As we worked side by side, I couldn’t help but think of how often the Bible speaks of fruit. Jesus said, “I am the vine; you are the branches. If you remain in me and I in you, you will bear much fruit; apart from me you can do nothing” (John 15:5). Just as muscadines must remain on the vine to grow ripe and sweet, so we must remain connected to Christ if we are to bear spiritual fruit in our lives.
But fruit isn’t only for eating fresh—it can be preserved, shared, and enjoyed later. In the same way, the fruit of the Spirit—love, joy, peace, patience, kindness, goodness, faithfulness, gentleness, and self-control (Galatians 5:22-23)—is not meant to be hoarded. It is meant to enrich the lives of others. Just as my grandson and I made jelly to bless our family beyond the harvest day, the Spirit’s fruit in us should overflow to bless others long after the moment God planted it in our hearts.
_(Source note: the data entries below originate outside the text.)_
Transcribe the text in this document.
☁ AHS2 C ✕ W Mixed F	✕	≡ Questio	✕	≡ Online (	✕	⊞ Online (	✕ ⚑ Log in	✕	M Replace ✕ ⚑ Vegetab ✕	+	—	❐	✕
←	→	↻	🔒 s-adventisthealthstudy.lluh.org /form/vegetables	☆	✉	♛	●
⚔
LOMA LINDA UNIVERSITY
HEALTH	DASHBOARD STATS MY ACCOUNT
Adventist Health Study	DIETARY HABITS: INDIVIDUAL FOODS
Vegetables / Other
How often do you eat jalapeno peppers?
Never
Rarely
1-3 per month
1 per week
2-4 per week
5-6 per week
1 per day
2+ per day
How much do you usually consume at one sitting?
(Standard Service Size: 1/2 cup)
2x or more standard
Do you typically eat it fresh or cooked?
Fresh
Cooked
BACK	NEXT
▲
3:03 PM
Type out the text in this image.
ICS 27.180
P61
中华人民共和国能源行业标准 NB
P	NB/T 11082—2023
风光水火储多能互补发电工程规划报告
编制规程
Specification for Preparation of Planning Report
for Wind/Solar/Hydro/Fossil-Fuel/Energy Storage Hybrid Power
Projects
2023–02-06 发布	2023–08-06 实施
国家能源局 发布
Proverbs 22:6 reminds us, “Train up a child in the way he should go; even when he is old he will not depart from it.” Time in the vineyard with my grandson was more than picking grapes—it was planting seeds of faith. He may remember the laughter, the sticky hands, and the taste of sweet jelly, but I pray he also remembers the deeper truth: staying connected to Jesus brings lasting fruit that nourishes the soul.
So let us pick faithfully, preserve joyfully, and share generously. For the fruit God produces in us is sweeter than any muscadine jelly, and its flavor is eternal.